Modern medicine and better nutrition has increased the life expectancy of most people. Increased life expectancy has facilitated a sharp decrease in life insurance premiums. In many cases, the cost of insurance is only pennies per thousand.

There is really only one type of life insurance, and that is Term Insurance. That means that a person is insured for a certain period of time, or a term. All of the other life insurance products have term insurance as their main ingredient. There is no other ingredient they can use. However, the insurance companies have invented many, many other life products that tend to obscure the reasons for life insurance. They also vastly enrich the insurance companies.

<b>Term Insurance</b>

The most basic life insurance is an annual renewable term policy. Each year, the premium is a little higher as a person ages. The insurance companies designed a level premium policy, which stopped the annual premium increases for policyholders. The insurers basically added up all the premiums from age 0 to age 100 and then divided by 100. That means that in the early years of the policy, the policyholder pays in more money that it takes to fund the pure insurance cost, and then in later years the premium is less than the pure insurance cost.

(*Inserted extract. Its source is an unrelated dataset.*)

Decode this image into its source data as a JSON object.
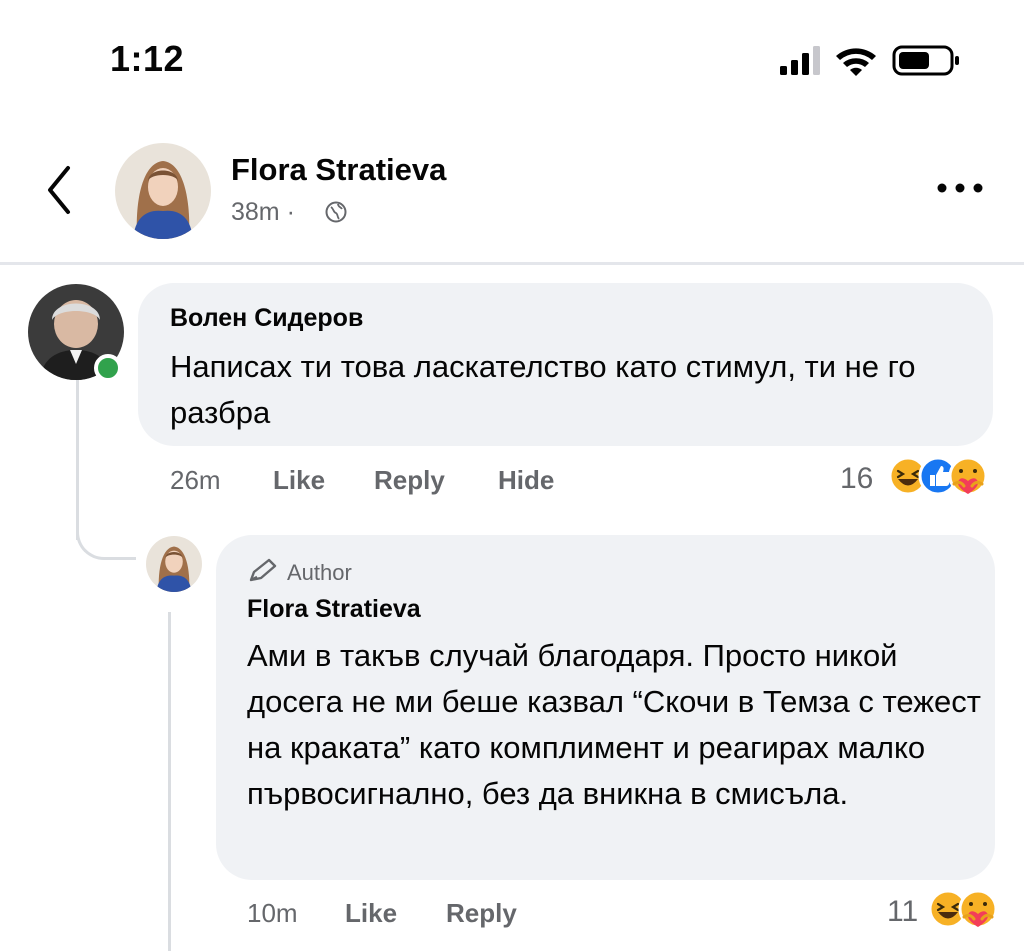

The same level term product can be designed for terms of any length, like 5, 10, 20, 25 or 30 year terms. The method of premium averaging is much the same in each case.

But this new product caused some problems. Insurers know that the vast majority of policyholders do not keep a policy for life. Consequently the level term policyholders were paying future premiums and then cancelling their policies. The insurance companies were delighted because they got to keep the money. But over time, they developed the concept of Cash Value.